George Takei on Interment Camps


George Takei was a young child when taken from his home and brought to an interment camp during the Second World War.  He remembers the day the soldiers came to his home armed to bring him to a horse stable until a camp was ready then he was moved Arkansas until he was later transferred to Northern California.  This second camp was heavily guarded, as people who were transferred here were considered dangers to the state based on a survey that had a trick question.  The survey was called the “Loyalty Questionnaire”, how interesting that they question the loyalty of people who they forced to move and be treated like prisoners.  The fact that they got anyone willing to say they would still fight for the country is nothing short of amazing that even after being treated like a villain for no reason they were still willing to lay their lives on the line for a country that disrespected them.   Yet, if the two most important questions in the survey were not answered correctly you would be labeled a traitor.  The first asked about bearing arms for America.  The second and the trick question was: “ will you swear your loyalty to the united states of America and forswear your loyalty to the emperor of Japan” George makes the point that if you said no to this question because you could not foreswear a loyalty that you did not have to begin with, this would label you a traitor or possibly just as bad that if you answered yes to this question that you were saying that you used to have ties and gives them reason to have put you in the camp to begin with. 
This relates back to the video that we saw before class along with the discussion with Margaret and Vicki Taniwaki.  Where Margaret may have been luckier than Mr. Takei as she was not old enough to remember being moved out of her home to one of the camps.  Although this point is questionable: which is worse?  To be a young child and remember vaguely being free before seeing the armed guard at your doorstep or to have your first memory be of life in one of these camps? 

1 comment:

  1. To answer your posed question, as we heard from Vicki, who wasn't even born during the concentration camps, the experience impacts her life tremendously. She doesn't feel American because of the way she looks and the way she is treated, but doesn't feel Japanese because of the denial and shame the concentration camps brought upon the Japanese identity. Therefore, I don't think we can say which was worse in terms of the memory of the camps because either way, they still have a very negative impact on many Japanese lives today.
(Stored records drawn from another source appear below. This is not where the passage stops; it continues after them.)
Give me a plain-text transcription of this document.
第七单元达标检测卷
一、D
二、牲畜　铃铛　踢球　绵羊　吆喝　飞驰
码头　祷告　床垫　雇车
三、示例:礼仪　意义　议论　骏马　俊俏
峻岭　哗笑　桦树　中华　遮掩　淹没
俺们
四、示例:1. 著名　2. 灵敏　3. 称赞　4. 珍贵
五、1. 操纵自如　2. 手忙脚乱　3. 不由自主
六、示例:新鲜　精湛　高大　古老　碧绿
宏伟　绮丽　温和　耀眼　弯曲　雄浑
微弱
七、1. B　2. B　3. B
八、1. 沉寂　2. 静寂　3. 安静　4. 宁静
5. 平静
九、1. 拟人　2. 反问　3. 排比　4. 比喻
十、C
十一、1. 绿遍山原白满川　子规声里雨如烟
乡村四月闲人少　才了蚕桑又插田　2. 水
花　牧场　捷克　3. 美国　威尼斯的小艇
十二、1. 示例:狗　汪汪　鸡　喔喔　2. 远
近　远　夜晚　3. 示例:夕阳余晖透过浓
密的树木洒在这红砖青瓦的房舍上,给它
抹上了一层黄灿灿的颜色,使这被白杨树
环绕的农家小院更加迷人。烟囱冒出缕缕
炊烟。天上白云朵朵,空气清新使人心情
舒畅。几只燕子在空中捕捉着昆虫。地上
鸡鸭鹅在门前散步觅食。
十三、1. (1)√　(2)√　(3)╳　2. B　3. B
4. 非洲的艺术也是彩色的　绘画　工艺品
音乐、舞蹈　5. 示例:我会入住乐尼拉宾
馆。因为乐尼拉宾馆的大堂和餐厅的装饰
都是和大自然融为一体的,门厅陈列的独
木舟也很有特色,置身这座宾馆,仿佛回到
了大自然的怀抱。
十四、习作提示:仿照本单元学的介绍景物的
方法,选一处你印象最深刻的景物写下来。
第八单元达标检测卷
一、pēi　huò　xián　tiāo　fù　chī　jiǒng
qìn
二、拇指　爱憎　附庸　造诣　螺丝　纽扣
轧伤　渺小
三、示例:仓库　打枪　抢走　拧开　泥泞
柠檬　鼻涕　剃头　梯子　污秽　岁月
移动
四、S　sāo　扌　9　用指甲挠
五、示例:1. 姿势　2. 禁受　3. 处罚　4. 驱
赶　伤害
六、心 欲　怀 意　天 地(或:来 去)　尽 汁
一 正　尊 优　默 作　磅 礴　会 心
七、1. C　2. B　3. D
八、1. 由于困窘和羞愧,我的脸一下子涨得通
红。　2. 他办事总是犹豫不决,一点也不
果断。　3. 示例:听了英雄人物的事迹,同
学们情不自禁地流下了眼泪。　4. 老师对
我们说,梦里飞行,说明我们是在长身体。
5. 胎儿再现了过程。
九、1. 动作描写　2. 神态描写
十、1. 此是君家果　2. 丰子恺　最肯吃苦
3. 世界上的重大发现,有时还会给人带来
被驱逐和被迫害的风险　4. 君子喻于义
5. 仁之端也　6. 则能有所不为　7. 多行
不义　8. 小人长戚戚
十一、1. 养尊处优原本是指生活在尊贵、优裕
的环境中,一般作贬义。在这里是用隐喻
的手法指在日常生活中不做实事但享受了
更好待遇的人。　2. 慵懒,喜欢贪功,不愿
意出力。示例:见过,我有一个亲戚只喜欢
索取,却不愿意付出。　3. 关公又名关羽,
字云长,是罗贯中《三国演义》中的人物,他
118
    On another note, I thought the questionnaire brought up by Mr. Takei is another demonstration of how the concentration camps impacted women differently than men. The question about bearing arms is not a gender neutral question. Takei speaks to this when he talks about why his mother answered the question the way she did. How is a woman with children to say she is willing to fight... would white American women have answered differently to the posed question? I would suspect that the rest of the questionnaire had questions that catered to the dominant patriarchal paradigm (i.e. questions that only white American men could answer accurately and not be considered a threat).